Aqui tomo a liberdade de realizar uma pequena manobra, citando não um texto, mas o disco “Sobrevivendo no inferno”, aproveitando que as letras do álbum clássico dos Racionais MC’s foram lançadas no formato de livro em 2018. Acredito, contudo, que a manobra se justifique plenamente, pois o conjunto da produção artística do grupo constitui, hoje, um dos mais importantes instrumentos para a compreensão dos modos de articulação do racismo brasileiro na contemporaneidade. Além disso, trata-se de um dos principais registros das novas formas de organização cultural e política da resistência negra a partir das periferias, que acabaram por dar sentido e forma a um novo tipo de subjetividade que reconfigura em profundidade a percepção do que seja o modo de ser periférico. Em suma: não é possível compreender a história da luta negra no país a partir da década de 1990 nem compreender nosso ciclo histórico mais recente sem passar pela produção artística dos Racionais, que alterou de forma radical a maneira como o país compreende e representa a si próprio.
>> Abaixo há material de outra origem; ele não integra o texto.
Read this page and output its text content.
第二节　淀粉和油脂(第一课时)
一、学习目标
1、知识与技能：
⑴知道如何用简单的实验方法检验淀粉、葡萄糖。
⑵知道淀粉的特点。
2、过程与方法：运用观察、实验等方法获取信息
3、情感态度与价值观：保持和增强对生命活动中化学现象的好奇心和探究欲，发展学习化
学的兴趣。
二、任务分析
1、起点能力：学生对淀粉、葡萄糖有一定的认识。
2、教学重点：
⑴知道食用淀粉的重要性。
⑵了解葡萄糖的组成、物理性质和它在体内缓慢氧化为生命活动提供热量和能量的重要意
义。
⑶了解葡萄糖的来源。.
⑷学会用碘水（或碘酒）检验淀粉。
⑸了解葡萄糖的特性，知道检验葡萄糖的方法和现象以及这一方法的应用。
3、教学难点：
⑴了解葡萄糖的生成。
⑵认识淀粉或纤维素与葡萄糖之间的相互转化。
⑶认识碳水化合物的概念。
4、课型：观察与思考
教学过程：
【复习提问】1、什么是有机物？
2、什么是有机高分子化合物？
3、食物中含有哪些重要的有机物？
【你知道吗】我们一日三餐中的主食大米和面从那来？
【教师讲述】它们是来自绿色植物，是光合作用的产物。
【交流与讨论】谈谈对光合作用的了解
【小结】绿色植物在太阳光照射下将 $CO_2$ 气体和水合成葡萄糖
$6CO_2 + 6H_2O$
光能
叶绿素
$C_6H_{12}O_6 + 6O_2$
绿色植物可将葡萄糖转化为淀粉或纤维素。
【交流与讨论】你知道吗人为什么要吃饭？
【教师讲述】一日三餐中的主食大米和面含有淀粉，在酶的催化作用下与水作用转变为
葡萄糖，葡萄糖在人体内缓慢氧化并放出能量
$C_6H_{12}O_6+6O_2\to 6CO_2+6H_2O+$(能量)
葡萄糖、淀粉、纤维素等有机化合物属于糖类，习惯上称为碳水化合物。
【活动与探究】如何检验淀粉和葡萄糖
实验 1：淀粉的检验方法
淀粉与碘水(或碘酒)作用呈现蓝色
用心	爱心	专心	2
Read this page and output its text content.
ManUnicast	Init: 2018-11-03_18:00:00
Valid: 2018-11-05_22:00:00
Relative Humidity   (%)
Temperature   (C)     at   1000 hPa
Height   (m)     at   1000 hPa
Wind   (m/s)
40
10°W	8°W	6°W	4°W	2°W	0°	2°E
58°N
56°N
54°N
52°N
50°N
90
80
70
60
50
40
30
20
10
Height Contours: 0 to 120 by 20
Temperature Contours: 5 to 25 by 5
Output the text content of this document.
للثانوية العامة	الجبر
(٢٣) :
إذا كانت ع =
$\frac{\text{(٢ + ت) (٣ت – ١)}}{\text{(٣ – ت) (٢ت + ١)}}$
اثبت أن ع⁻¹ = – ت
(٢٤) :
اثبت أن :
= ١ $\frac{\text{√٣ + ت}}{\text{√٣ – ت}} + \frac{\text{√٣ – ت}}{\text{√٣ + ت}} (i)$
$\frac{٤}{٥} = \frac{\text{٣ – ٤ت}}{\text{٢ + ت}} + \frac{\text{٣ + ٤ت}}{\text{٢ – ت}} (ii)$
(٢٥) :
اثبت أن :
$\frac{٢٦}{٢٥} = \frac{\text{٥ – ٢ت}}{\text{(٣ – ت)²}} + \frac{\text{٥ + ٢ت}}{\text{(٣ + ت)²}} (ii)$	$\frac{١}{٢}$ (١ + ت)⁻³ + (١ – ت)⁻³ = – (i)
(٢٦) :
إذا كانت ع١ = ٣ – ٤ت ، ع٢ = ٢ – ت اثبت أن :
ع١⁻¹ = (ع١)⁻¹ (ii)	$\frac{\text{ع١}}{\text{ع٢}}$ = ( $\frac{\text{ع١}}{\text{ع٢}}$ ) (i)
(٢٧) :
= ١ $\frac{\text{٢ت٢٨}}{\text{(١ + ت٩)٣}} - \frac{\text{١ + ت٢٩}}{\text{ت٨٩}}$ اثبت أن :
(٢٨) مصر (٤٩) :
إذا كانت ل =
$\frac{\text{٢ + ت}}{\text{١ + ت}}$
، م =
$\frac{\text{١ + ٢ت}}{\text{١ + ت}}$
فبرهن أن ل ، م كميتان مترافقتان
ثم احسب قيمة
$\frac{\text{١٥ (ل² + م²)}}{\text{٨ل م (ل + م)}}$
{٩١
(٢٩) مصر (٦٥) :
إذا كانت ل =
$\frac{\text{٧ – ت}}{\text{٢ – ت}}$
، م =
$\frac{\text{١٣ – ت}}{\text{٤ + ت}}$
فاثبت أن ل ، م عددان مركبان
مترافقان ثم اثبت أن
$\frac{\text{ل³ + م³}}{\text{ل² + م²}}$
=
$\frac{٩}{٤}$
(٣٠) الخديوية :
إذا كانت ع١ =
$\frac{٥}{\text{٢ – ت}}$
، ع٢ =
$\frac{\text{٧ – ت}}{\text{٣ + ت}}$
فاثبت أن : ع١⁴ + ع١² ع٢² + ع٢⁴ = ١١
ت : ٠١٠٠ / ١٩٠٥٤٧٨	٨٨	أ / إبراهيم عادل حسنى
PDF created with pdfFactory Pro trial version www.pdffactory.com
Ouvir atentamente a “Sobrevivendo no inferno” é absolutamente essencial para se compreender as maneiras como o racismo brasileiro se articula em sua complexidade para dar forma a nosso experimento social genocida

Acauam Oliveira é professor da Universidade de Pernambuco, atuando na graduação e no mestrado profissional em letras. Doutor em literatura brasileira pela USP (Universidade de São Paulo), sua área de pesquisa envolve os campos da literatura, música popular e crítica cultural, bem como questões relacionadas a afrodescendência e relações étnicorraciais. É autor da introdução ao livro “Sobrevivendo no inferno”, dos Racionais MC’s.